Arrastré mi soporte de suero conmigo, mis pies descalzos fríos sobre el suelo de linóleo, y me deslicé hasta la puerta de la habitación de Brenda, que estaba ligeramente entreabierta.
Allí estaban. Un retrato de familia perfecto. Damián estaba sentado en el borde de su cama, dándole uvas. Leonor acariciaba el cabello de Brenda, arrullándola.
-Fuiste tan valiente, querida -decía Leonor-. Solo descansa. Necesitas estar fuerte para mi nieto.
-Va a ser un director general, como su papi -rió Brenda, colocando la mano de Damián sobre su vientre aún plano-. Puedo sentirlo.
Damián sonrió radiante, una mirada de orgullo puro e inalterado en su rostro.
-Lo será. Un heredero Herrera. Finalmente vamos a tener una familia de verdad.
Sus palabras, destinadas a ella, fueron una daga en mi corazón. Nuestra familia, la que habíamos construido, aparentemente no era real.
-¿Y ella? -preguntó Brenda, su voz volviéndose petulante mientras señalaba vagamente en dirección a mi habitación-. ¿Qué hay de la bolsa de sangre de al lado? No va a causar problemas, ¿verdad?
La sonrisa de Damián se tensó.
-Aimee conoce su lugar. Es una mujer práctica.
-¿Práctica? -se burló Leonor-. Es una mujer de carrera estéril y de corazón frío. Damián, necesitas finalizar ese divorcio. Mi nieto no puede nacer con esa mujer todavía unida a nuestro apellido.

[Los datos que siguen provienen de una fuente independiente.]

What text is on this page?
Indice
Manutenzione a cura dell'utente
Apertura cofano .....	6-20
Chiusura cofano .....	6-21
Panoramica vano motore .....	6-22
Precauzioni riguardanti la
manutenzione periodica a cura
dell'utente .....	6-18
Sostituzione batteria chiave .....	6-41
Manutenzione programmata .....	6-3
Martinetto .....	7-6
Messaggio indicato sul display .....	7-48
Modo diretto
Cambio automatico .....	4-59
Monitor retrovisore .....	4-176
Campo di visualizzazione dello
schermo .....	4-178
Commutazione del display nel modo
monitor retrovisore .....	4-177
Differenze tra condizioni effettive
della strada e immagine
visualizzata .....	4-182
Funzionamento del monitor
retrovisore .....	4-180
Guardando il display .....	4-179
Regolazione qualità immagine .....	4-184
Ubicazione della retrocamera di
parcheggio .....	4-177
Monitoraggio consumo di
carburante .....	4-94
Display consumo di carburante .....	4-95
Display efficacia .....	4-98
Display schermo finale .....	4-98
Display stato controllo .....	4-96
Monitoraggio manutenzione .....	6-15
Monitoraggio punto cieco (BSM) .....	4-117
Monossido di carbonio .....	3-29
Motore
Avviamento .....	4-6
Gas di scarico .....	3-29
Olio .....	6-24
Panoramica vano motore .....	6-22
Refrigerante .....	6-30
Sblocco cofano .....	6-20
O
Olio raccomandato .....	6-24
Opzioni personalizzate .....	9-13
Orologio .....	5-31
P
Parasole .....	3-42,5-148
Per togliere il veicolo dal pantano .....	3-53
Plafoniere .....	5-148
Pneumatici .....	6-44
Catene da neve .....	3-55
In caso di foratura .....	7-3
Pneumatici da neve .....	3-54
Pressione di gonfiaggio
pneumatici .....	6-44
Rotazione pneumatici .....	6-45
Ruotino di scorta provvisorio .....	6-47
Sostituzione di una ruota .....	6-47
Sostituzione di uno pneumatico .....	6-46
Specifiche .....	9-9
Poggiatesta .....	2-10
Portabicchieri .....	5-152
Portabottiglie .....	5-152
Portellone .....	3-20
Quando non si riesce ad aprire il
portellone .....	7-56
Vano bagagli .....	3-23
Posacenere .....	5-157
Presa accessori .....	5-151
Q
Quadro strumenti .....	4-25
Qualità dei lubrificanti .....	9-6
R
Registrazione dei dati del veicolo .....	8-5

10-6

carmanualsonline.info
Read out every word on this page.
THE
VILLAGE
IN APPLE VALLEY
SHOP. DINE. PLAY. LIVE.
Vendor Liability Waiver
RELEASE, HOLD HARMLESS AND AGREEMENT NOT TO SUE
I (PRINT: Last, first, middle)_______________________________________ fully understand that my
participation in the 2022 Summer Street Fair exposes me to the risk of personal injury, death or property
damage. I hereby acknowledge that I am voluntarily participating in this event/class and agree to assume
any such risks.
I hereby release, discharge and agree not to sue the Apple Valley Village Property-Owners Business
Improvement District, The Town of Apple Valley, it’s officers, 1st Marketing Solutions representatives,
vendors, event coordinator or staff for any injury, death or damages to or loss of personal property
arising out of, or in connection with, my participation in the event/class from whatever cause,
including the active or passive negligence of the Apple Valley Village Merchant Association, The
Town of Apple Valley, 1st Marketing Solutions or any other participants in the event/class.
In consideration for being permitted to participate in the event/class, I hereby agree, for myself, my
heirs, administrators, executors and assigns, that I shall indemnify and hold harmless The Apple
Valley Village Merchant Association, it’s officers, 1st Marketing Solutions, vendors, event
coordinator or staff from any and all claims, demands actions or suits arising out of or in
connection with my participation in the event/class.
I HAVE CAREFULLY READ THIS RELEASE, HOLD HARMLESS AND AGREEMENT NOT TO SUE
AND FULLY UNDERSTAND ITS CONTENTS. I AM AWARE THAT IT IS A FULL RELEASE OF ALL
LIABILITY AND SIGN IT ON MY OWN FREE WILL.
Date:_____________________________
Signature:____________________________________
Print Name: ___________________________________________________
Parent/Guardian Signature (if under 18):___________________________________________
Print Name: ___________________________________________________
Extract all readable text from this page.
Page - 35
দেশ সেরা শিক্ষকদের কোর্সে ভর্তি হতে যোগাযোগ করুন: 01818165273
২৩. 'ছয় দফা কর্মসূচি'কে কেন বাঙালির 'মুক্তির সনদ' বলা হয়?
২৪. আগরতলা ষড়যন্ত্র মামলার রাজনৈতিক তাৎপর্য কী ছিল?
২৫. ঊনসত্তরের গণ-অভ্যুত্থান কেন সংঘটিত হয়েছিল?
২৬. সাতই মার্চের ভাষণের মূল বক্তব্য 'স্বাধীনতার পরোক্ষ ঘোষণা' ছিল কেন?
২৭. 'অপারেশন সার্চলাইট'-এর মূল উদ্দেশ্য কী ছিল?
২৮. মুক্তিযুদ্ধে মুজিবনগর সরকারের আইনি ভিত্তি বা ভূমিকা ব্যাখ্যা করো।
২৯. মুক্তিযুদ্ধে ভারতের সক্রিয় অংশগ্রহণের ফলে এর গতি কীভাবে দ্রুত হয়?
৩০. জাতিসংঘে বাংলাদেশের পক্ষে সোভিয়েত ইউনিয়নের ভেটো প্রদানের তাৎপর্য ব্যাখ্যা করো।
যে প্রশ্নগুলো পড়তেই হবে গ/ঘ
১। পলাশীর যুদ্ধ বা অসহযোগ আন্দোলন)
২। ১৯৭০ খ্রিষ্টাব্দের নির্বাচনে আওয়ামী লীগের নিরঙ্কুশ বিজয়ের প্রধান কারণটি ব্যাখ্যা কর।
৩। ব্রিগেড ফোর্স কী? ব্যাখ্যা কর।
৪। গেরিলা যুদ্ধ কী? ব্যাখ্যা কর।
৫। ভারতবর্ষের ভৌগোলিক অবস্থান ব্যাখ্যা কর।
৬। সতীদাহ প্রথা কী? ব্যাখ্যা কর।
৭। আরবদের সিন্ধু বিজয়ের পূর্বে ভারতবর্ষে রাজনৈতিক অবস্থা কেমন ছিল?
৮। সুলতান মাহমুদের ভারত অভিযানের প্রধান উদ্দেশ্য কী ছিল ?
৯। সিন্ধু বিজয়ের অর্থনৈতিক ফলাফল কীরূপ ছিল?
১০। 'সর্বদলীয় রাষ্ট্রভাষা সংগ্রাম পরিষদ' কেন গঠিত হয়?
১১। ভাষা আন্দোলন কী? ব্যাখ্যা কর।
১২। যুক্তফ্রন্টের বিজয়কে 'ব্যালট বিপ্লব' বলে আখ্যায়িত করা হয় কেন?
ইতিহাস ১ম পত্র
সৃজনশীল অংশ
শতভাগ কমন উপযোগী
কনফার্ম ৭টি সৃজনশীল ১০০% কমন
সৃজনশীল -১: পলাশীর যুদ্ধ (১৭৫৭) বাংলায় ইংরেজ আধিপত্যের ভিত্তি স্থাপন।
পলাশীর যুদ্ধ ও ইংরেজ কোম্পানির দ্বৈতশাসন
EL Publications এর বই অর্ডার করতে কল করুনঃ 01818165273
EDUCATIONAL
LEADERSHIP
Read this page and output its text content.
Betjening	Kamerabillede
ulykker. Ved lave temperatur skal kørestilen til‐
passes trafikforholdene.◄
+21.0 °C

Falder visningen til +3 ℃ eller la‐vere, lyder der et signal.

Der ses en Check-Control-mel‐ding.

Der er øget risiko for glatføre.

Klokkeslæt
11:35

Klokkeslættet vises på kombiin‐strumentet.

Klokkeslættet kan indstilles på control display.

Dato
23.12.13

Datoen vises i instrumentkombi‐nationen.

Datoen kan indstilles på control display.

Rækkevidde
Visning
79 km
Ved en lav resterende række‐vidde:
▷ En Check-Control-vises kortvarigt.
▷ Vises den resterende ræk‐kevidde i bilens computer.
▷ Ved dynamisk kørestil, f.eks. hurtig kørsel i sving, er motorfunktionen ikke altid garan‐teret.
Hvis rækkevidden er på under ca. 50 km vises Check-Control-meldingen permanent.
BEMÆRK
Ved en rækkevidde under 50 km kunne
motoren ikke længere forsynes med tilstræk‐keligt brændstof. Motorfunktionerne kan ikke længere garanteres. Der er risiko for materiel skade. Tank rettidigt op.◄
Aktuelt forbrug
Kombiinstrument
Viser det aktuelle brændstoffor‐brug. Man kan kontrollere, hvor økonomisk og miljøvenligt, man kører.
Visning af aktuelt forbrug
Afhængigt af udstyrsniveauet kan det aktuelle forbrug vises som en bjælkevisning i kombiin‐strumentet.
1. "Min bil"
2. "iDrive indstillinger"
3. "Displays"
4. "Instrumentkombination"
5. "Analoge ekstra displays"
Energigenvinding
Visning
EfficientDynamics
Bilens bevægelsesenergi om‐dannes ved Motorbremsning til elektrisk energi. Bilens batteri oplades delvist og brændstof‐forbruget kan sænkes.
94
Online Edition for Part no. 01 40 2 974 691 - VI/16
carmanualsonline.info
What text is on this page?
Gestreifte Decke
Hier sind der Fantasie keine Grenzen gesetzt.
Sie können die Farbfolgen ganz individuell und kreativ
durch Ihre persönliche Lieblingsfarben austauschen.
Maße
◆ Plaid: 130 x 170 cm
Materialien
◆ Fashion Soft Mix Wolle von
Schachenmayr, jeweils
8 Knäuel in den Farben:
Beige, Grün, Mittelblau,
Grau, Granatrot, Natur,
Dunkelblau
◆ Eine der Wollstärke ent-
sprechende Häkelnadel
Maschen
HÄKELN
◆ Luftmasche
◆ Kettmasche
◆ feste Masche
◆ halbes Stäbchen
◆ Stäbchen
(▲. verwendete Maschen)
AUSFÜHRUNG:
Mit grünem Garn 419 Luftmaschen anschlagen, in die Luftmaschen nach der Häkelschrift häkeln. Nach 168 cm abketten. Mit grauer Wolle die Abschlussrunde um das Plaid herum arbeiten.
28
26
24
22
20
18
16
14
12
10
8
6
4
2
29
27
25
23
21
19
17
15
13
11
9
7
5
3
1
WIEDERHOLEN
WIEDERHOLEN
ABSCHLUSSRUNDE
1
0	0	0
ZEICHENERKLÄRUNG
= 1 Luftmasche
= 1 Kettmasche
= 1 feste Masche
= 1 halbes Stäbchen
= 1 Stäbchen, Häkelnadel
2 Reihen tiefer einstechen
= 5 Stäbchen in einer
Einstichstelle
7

-Me encargaré de eso, madre -dijo Damián, su tono apaciguador-. Tan pronto como Brenda y el bebé estén estables, me aseguraré de que Aimee firme lo que sea necesario. Lo prometo.
La habitación dio vueltas. Tropecé hacia atrás, mi mano volando a mi boca para ahogar un sollozo. Una enfermera me encontró desplomada contra la pared, mi rostro ceniciento.
Damián salió corriendo, su expresión una mezcla de fastidio y preocupación fugaz.
-¿Aimee? ¿Qué haces fuera de la cama?
La voz quejumbrosa de Brenda lo siguió.
-¡Dami, me duele la cabeza! ¡Vuelve!
Instantáneamente, su atención volvió a ella.
-Ya voy, mi amor.
Me dio una última mirada despectiva antes de desaparecer de nuevo en su habitación, dejándome sola en el pasillo frío y estéril.
Esperé toda la noche a que volviera. A que viera cómo estaba. A que dijera algo, cualquier cosa. Nunca lo hizo.
Alrededor de las 3 de la mañana, apareció en mi puerta, una sombra contra la luz tenue.
-Siento que hayas tenido que oír eso -dijo, su voz baja-. Brenda está... sensible. Las hormonas.
Solo lo miré, al hombre que había prometido amarme en la salud y en la enfermedad. El hombre que había sostenido mi mano hace cinco años en un hospital como este y jurado que superaríamos nuestra propia pérdida juntos.
Lágrimas, calientes y silenciosas, comenzaron a correr por mi rostro. No solo lloraba por el matrimonio que había terminado. Lloraba por el hombre que nunca había existido, por el amor que había sido un producto de mi imaginación.
Extendió la mano para tocar mi mejilla, y me aparté de un respingo. El movimiento, por pequeño que fuera, fue un abismo abriéndose entre nosotros.
Su mano cayó.
-Descansa un poco, Aimee -murmuró, su voz teñida de una culpa que era demasiado escasa, demasiado tardía.
Mientras se alejaba, sentí que algo dentro de mí finalmente, irrevocablemente, se rompía. Era mi corazón, haciéndose añicos en el frío suelo del hospital.